Review: Guiltless ‘Thorns’ EP
The EP is a much maligned and vastly underused medium. Whether it allows a young kid to get the essence of an album without spending all of his pocket money (I’m looking at you, Seals The Sense by Paradise Lost) or it allows a spontaneous creative burst between albums, the EP has a special place in my music experience.
The recent rise of vinyl as the plastic of choice for many bands and labels has perhaps had the happy side effect of disrupting the ‘let’s fill a CD right out to its eighty-minute edges’ phenomena of the noughties, but all too often we still get fed filler tracks which never should have escaped the demo tapes. I always feel that a new band testing the water and their respective skills with the recording of an EP is a great idea, and the Thorns EP by Guiltless only serves to confirm this view.
Thorns arrives in the world on 23rd February ’24 via Neurot Recordings and serves as Guiltless’ debut release, but this is hardly the first rodeo of the four members. Amongst their former and current bands they count A Storm Of Light, Intronaut and Generation Of Vipers… so these aren’t kids pissing about with a Peavey Bandit amp in the backroom of a community hall – for them to get together we should assume that something wicked this way comes.
Clocking in at just under twenty-five minutes, but strangely if you absorb it properly in one sitting it feels longer than that. Not because of anything negative, more because by the end of closer In Radiant Glow it feels like you’ve been through the wringer – emerging tired and aching on the other side. The impact and weight that this record has is even more impressive when you take into account that it was all recorded remotely by the four members – apparently not once coming together in the same room. What was expected to be a demo tape during the production process has come out as a fully cohesive piece.

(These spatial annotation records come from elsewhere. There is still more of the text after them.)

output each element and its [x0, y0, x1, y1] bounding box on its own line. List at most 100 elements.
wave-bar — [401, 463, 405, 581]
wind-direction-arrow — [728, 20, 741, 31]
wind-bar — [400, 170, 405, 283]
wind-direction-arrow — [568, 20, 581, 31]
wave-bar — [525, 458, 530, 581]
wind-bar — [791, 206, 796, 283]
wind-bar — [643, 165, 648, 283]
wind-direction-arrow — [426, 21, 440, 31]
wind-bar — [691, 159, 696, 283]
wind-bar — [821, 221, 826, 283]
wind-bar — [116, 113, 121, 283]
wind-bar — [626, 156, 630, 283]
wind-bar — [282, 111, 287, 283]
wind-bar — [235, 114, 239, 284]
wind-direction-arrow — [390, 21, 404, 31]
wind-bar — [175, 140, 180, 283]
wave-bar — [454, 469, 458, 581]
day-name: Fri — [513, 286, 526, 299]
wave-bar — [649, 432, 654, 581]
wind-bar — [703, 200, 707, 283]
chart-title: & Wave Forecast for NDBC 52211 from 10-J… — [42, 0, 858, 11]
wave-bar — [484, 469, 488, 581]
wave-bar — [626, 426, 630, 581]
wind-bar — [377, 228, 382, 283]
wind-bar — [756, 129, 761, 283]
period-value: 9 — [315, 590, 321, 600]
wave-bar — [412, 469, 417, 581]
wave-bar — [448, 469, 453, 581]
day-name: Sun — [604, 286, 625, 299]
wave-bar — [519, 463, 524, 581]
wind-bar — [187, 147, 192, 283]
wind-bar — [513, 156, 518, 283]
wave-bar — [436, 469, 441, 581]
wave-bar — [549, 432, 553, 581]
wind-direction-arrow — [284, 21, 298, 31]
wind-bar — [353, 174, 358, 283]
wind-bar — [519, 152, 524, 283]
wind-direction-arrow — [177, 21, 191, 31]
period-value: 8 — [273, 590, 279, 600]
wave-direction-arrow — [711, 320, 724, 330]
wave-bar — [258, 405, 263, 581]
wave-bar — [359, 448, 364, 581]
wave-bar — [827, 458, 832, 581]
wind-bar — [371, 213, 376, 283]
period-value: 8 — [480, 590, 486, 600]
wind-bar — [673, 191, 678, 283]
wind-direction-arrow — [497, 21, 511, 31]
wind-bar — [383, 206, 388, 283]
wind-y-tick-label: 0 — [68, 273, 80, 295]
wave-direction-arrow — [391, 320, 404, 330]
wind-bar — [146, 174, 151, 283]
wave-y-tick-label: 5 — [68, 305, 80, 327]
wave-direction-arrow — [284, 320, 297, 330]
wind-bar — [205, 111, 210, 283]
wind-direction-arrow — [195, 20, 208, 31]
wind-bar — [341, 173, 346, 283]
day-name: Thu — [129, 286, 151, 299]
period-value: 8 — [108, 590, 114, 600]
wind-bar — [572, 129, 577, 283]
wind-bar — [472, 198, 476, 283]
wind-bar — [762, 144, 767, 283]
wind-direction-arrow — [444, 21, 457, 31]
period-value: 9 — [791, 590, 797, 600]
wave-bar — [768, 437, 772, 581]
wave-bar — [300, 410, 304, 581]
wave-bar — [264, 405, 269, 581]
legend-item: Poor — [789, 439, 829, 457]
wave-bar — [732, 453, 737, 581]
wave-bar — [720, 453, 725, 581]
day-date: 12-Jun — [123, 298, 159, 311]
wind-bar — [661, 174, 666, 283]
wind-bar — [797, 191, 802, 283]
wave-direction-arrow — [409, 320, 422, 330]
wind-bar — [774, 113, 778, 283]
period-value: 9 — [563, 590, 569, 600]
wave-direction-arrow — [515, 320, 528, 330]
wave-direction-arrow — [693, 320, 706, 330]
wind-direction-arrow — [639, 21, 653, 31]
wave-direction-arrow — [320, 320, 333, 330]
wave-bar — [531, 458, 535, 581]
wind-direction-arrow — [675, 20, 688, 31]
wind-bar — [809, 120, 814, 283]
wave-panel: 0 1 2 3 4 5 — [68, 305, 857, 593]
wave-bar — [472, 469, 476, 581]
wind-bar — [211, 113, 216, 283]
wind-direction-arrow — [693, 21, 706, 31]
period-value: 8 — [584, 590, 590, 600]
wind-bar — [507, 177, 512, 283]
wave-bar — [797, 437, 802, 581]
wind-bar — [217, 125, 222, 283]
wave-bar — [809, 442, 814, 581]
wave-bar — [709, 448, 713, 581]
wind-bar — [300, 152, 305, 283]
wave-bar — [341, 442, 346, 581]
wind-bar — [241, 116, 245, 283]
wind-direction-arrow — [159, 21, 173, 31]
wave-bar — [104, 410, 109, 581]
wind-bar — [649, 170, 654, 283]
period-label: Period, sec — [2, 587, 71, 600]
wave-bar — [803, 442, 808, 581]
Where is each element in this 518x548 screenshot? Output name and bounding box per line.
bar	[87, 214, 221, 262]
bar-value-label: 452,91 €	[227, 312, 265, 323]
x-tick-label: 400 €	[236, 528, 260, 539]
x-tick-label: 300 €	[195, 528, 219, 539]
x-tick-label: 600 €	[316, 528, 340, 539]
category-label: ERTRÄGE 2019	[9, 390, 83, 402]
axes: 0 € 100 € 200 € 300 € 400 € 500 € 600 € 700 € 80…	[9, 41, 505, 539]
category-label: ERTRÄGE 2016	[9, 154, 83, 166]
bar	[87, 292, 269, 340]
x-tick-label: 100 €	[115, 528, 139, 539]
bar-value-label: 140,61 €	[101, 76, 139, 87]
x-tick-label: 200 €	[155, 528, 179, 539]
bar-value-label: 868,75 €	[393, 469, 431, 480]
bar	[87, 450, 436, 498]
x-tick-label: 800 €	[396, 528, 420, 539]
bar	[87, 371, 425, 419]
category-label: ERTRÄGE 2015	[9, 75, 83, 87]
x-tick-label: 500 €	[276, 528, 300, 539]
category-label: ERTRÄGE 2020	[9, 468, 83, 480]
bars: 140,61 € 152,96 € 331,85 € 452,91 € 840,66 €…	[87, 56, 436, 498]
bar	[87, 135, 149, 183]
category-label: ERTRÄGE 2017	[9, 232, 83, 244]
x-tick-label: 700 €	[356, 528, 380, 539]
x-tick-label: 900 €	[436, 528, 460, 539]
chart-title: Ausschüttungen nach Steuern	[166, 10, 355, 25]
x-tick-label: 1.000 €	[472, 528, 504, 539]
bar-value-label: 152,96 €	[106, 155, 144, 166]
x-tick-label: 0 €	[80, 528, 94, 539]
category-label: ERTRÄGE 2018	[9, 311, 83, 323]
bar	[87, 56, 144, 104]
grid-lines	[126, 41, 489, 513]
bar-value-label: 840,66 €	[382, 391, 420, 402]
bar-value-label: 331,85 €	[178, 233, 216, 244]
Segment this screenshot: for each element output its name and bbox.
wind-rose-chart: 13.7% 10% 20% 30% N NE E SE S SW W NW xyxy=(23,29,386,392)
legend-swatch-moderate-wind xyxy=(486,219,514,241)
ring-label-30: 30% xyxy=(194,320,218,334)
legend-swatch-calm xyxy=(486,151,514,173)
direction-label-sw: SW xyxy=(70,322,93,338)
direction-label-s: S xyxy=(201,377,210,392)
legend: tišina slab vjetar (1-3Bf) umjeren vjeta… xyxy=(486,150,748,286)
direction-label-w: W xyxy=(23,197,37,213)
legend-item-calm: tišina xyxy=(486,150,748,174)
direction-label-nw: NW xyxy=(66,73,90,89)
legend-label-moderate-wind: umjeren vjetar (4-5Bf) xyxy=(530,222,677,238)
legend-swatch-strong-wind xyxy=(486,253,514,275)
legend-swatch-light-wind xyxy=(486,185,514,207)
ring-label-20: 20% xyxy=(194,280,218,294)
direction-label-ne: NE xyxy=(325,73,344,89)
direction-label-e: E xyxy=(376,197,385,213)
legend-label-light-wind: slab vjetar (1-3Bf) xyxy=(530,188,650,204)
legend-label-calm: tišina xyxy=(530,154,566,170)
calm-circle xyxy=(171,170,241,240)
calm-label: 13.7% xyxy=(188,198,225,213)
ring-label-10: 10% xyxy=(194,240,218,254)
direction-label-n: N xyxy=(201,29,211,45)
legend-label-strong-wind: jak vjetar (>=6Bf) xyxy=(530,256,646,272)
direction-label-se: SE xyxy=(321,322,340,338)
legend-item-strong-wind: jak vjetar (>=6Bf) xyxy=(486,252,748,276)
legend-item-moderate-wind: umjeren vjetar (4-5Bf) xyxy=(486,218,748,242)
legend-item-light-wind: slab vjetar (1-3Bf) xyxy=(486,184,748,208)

Guiltless bring us a nihilistic and borderline defeatist view of the world on Thorns. Lyrically we are taken through visions of a post-annihilation future, and musically this is heavy, sludgy and industrial. The sound is unlike anyone else that I can name, and I struggled to figure out why that was for weeks. Having lived with the EP for a while, I think the bass-heavy sludge riffs combined with the precise drumming create this unique feel. Whether this is by design or by accident, it sets Guiltless apart.
Thorns is as exciting an introduction to a band that I’ve heard in a long time…
Devour Collide begins with thirty seconds of relative quiet before the first guitar riff drops from a great height. Quickly followed by Josh Graham’s vocals which are harsher than we’ve heard before, but happily still delivering the lyrical message in a way that can be understood and absorbed. ‘No gods, no devils… only noise and scars’, we get the point pretty quickly here!
All We Destroy begins with heavily phased guitars, which serves to enhance the vaguely futuristic and dystopian nature of the whole Guiltless sound. If anything, the track ups the ante further in terms of heaviness. With only four tracks on offer there is really no need for Guiltless to provide any respite, and none is offered.
Dead Eye is perhaps the simplest track in terms of guitar and bass, but it offers some thunderous drumming from Billy Graves which elevates the whole track. This is certainly the bleakest point from a lyrical standpoint – the depths of darkness before the smallest glint of light appears (if you squint really long and hard) with In Radiant Glow. If everything dies then it can only get better, right?
A full-length album is already in the works – with the four band members all now bringing their own presents and presence to the party. Having said how perfectly the EP format fits this level of intensity, I wonder where they will go and how an extended runtime will work. However they end up transforming and sounding in the future, Guiltless will be worth following. Thorns is as exciting an introduction to a band that I’ve heard in a long time.